Page 71 of Dream Lake

“You told me it was your favorite.”

“It’s beautiful. But it always makes me sad.”

“Why, love?” he’d asked gently. “It’s about finding each other again. About someone coming home.”

Emma had lifted her head from his shoulder and looked at him earnestly. “It’s about losing someone, and having to wait until you’re together in heaven.”

“There’s nothing in the lyrics about heaven,” he’d said.

“But that’s what it means. I can’t bear the idea of being separated from you, for a lifetime or a year or even a day. So you mustn’t go to heaven without me.”

“Of course not,” he had whispered. “It wouldn’t be heaven without you.”

What had happened to them? Why hadn’t they married? He couldn’t fathom that he would have left to fight in the war without first having made Emma his wife. He must have proposed to her… in fact, he felt sure that he had. Maybe she had refused him. Maybe her family had stood in the way. But he and Emma had loved each other so much, it seemed impossible that any force on earth could have kept them apart. Something had gone unspeakably wrong, and he had to figure out what it was.

The song finished with a near spectral chorus of voices. Slowly Alex lifted his head and looked down at Emma.

“He used to sing that to me,” she told him.

“I know,” Alex whispered.

She squeezed his fingers until the veins showed on the back of her hand like delicate blue lace.

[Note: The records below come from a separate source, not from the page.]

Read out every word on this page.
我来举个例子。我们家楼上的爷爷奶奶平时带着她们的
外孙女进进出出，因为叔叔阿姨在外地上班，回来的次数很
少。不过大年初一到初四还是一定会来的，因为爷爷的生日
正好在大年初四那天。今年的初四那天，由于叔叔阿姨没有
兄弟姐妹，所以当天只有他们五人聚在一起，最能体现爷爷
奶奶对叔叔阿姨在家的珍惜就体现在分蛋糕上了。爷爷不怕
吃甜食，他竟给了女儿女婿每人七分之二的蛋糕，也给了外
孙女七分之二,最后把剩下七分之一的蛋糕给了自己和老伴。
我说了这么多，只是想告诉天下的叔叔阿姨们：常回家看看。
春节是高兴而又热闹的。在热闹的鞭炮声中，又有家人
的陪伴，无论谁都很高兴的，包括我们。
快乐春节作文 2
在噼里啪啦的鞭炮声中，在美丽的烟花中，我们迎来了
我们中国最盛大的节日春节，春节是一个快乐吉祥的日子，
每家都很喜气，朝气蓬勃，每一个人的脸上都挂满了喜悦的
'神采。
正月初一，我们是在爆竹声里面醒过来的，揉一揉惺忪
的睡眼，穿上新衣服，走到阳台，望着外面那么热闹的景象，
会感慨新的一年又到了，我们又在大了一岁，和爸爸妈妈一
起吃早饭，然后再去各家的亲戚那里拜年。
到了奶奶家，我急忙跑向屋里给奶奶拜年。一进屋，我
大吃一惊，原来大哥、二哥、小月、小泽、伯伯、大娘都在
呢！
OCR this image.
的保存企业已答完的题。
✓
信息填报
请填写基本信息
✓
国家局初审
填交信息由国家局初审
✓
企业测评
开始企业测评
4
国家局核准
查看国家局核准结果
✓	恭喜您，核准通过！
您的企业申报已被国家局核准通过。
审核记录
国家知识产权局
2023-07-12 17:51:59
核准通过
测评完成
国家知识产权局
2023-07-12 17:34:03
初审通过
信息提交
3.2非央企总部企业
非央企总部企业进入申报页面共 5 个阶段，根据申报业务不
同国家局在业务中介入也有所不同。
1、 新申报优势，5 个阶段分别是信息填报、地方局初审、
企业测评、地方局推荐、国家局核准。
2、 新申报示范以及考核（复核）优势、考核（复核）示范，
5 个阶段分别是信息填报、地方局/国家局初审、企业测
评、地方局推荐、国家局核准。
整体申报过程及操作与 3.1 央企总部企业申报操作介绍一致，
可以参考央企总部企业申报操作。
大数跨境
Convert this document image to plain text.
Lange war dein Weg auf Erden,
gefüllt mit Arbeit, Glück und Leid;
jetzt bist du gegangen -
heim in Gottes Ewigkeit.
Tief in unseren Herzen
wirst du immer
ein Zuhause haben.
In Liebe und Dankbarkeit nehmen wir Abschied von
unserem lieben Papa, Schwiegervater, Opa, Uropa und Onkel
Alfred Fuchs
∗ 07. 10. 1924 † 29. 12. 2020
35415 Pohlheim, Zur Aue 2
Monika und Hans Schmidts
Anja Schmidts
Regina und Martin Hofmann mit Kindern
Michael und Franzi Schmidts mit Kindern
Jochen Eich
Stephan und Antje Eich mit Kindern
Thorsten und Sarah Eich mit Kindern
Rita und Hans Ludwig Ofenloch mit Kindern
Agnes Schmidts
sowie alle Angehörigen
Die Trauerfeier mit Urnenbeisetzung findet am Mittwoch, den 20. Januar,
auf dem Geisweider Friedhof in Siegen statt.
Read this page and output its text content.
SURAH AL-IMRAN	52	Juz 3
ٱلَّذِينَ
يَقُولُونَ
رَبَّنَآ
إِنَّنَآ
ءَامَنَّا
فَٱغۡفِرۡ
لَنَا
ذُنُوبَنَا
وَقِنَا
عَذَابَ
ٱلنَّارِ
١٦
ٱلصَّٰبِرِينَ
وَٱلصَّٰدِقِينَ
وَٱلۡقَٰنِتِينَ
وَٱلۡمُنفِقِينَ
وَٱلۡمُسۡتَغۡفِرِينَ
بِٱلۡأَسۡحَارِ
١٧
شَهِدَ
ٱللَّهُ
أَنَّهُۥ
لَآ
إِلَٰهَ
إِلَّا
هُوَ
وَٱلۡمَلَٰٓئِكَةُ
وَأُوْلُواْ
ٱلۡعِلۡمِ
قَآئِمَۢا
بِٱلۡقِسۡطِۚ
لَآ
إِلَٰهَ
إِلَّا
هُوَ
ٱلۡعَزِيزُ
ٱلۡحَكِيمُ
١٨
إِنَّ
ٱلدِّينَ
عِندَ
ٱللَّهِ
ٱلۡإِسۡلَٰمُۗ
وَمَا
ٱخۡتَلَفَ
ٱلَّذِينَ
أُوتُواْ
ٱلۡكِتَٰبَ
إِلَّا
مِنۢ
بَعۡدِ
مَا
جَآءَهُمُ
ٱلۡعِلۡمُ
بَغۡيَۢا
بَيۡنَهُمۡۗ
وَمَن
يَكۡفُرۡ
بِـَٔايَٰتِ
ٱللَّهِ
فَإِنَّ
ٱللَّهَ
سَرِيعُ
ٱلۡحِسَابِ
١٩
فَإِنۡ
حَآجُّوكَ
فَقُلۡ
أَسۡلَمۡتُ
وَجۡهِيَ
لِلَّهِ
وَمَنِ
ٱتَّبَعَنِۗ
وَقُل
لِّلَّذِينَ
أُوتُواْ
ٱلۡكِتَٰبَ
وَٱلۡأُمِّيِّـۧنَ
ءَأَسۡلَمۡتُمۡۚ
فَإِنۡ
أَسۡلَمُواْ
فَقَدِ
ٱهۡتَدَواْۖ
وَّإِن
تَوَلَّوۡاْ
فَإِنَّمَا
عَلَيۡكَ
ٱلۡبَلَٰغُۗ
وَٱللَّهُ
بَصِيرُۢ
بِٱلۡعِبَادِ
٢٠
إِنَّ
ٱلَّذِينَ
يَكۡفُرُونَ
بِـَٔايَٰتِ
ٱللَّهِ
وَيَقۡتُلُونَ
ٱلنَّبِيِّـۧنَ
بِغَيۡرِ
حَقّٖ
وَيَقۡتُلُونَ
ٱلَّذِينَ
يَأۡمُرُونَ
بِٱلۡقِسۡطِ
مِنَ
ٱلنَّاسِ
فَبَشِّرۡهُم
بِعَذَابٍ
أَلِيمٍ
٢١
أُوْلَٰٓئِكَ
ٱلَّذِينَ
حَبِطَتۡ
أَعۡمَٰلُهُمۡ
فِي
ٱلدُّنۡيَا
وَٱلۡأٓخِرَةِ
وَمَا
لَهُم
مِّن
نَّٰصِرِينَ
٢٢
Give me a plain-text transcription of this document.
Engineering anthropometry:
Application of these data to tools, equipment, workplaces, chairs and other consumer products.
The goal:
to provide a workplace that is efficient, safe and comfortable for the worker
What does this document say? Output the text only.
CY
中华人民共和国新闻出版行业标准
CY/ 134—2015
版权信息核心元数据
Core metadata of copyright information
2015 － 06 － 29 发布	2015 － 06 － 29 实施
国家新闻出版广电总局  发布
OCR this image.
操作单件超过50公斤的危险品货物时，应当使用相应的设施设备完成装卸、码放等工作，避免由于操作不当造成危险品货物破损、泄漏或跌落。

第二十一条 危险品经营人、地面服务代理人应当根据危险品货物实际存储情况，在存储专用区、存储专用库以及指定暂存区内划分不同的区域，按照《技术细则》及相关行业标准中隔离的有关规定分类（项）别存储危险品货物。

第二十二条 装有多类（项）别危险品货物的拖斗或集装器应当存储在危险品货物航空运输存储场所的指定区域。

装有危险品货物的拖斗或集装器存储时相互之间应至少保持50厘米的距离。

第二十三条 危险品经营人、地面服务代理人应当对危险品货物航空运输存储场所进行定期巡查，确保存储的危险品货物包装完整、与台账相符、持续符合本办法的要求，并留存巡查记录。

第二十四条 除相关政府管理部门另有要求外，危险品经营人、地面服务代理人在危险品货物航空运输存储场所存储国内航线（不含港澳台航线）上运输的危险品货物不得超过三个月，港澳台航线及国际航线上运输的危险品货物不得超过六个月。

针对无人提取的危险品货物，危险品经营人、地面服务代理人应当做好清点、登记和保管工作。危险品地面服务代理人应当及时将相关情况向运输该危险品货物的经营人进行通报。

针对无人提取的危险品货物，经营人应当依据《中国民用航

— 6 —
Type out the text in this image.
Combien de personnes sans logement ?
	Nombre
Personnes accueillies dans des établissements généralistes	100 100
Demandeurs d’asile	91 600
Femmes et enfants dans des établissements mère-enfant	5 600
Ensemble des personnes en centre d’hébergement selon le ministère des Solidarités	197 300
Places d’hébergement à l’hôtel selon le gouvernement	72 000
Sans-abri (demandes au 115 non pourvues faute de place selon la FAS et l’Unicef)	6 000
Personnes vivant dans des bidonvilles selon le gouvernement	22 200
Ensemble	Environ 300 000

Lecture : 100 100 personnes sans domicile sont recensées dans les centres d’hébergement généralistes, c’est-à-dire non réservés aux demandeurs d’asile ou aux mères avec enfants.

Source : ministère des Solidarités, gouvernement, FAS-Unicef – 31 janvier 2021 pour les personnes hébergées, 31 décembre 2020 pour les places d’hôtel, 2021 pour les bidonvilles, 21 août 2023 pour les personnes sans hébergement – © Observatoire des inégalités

Zoë came forward to slip an arm around her grandmother’s shoulders, pausing only to tell Alex in a distracted tone, “Thank you.”

“No problem.”

As Zoë guided her to a chair at the dining table, Emma said, “You were right, Zoë. He does have big muscles.”

Zoë darted a mortified glance at Alex. “I didn’t say that,” she protested. “I mean, I did, but—”

His brows lifted into mocking arcs.

“What I mean is,” Zoë said awkwardly, “I don’t sit around discussing the size of your—” She broke off and went crimson.

Alex averted his face to hide a grin. “I’ll get my tools from the truck,” he said.

The ghost followed him outside.

“Thanks,” the ghost said, as Alex hefted a couple of tool buckets from the back of the truck. “For taking care of Emma.”

Alex set the buckets on the ground and faced him. “What happened?”

“She woke up distraught. I don’t know why.”

“You sure she can’t see or hear you?”

“I’m sure. Why did you play that song for her?”

“Because it’s your favorite.”

“How did you know that?”

Alex looked sardonic. “You sing it all the time. Why do you look so pissed off?”

After a long moment, the ghost said morosely, “You got to hold her.”

“Oh.” Alex’s face changed. He gave the ghost a sympathetic glance, as if he understood the torture it was to be so close to the person you loved beyond anything, and yet not be able to touch her. To comprehend that you were only a shadow, an outline, of the physical being you once had been.